Thursday, February 9, 2012 - 15:05 , Location: Skyles 006 , Fabrice Baudoin , University of Purdue , Organizer: Karim Lounici
Let $\M$ be a smooth connected manifold endowed with a smooth measure $\mu$ and a smooth locally subelliptic diffusion operator $L$ which is symmetric with respect to $\mu$. We assume that $L$ satisfies a generalized curvature dimension inequality as introduced by Baudoin-Garofalo \cite{BG1}. Our goal is to discuss functional inequalities for $\mu$ like the Poincar\'e inequality, the log-Sobolev inequality or the Gaussian logarithmic isoperimetric inequality.

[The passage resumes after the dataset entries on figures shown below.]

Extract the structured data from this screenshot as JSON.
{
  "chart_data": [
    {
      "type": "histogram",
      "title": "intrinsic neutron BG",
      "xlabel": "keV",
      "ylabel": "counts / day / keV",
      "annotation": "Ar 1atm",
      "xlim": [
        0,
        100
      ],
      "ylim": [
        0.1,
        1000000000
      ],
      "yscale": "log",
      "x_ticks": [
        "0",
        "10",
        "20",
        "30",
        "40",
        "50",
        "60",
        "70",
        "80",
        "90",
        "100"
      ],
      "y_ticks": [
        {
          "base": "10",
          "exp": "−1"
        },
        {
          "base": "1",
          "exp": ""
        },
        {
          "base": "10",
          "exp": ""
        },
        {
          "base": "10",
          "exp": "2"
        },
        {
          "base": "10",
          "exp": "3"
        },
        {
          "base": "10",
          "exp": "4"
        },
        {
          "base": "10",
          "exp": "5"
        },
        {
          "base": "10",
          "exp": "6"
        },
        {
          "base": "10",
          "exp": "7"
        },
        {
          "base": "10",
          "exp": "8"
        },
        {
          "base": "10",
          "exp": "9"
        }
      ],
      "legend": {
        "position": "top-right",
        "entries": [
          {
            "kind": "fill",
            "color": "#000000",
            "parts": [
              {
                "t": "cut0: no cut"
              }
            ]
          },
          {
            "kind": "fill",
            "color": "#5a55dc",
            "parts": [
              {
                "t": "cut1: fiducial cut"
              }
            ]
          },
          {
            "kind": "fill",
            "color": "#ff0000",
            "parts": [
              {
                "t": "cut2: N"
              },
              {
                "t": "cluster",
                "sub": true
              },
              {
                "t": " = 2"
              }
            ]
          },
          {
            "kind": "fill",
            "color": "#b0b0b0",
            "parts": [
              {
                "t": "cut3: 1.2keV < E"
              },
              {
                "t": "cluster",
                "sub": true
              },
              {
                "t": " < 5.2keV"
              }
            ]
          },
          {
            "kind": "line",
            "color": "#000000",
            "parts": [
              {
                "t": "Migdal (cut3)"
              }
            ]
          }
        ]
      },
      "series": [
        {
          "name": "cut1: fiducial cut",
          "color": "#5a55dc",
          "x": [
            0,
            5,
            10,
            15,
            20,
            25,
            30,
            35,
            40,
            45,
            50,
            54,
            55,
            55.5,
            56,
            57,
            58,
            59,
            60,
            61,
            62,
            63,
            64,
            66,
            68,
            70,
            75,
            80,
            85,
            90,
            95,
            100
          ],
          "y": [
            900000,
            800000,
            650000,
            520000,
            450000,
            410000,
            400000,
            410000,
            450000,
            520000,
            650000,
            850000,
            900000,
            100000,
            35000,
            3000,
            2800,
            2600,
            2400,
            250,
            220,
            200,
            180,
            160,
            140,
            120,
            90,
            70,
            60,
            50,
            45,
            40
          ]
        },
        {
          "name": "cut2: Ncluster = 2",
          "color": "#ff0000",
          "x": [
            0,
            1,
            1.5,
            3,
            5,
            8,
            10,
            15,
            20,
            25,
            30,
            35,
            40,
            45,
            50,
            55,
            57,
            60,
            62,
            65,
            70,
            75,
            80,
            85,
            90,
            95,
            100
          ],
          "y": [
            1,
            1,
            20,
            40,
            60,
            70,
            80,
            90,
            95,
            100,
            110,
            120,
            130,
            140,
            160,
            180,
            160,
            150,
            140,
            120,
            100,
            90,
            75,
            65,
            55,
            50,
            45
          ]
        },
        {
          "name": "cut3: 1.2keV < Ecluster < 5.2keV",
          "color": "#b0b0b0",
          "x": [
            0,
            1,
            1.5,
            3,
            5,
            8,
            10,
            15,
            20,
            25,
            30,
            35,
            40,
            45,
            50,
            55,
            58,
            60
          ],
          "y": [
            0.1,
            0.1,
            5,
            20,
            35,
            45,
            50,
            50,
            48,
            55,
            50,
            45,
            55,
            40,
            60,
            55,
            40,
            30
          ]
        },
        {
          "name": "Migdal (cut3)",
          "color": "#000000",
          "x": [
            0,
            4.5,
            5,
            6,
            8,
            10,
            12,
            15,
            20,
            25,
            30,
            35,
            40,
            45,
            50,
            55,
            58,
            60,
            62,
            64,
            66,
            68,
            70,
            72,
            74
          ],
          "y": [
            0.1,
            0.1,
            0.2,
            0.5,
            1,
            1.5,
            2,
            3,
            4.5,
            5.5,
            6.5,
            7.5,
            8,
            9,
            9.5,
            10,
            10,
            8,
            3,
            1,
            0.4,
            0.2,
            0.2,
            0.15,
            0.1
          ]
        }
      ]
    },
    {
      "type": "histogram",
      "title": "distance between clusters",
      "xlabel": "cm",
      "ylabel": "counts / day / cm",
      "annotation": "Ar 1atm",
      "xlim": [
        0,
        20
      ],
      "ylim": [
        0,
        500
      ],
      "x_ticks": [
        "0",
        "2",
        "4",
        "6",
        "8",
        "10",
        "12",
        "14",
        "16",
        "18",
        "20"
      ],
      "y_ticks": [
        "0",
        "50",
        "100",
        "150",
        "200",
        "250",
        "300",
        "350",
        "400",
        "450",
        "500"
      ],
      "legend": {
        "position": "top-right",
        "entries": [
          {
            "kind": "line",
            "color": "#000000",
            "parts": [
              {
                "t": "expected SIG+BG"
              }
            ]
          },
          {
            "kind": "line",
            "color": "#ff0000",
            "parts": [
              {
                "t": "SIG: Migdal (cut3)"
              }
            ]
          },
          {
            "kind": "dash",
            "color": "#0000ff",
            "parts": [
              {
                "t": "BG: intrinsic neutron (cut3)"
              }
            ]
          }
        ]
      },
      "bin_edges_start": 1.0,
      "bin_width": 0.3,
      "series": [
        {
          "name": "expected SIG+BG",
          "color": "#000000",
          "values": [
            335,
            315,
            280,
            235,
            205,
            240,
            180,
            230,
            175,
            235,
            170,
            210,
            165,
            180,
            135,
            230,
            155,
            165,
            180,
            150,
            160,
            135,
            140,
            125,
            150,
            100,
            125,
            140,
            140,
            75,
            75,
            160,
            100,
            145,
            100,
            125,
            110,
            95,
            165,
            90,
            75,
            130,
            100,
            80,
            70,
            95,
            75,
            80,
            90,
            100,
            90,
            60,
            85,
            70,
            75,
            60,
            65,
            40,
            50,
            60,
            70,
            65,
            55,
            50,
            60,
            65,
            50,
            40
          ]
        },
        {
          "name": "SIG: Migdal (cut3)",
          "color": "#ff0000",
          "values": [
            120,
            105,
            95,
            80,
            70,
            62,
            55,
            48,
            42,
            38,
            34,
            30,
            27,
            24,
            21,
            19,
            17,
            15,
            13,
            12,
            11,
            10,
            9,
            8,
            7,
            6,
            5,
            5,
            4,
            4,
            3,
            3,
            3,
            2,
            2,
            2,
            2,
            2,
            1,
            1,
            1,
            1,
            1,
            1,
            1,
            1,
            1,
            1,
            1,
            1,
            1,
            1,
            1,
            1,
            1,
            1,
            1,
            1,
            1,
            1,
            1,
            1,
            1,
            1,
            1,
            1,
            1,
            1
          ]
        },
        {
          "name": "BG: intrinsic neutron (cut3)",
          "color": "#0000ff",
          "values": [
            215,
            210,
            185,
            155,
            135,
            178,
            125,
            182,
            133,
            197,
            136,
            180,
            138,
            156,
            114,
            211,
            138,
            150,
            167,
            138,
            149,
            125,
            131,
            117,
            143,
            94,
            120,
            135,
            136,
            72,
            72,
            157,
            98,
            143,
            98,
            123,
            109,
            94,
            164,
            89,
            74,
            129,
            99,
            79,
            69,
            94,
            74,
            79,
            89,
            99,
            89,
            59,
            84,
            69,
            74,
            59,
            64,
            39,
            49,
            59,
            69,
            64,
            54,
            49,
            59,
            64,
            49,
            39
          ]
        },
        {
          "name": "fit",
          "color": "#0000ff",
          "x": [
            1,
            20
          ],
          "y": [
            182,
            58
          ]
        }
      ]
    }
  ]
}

Thursday, January 26, 2012 - 15:05 , Location: Skiles 006 , Jon Hosking , IBM Research Division, T. J. Watson Research Center , Organizer: Liang Peng
L-moments are expectations of certain linear combinations of order statistics. They form the basis of a general theory which covers the summarization and description of theoretical probability distributions, the summarization and description of observed data samples, estimation of parameters and quantiles of probability distributions, and hypothesis tests for probability distributions. L-moments are in analogous to the conventional moments, but are more robust to outliers in the data and enable more secure inferences to be made from small samples about an underlying probability distribution. They can be used for estimation of parametric distributions, and can sometimes yield more efficient parameter estimates than the maximum-likelihood estimates. This talk gives a general summary of L-moment theory and methods, describes some applications ranging from environmental data analysis to financial risk management, and indicates some recent developments on nonparametric quantile estimation, "trimmed" L-moments for very heavy-tailed distributions, and L-moments for multivariate distributions.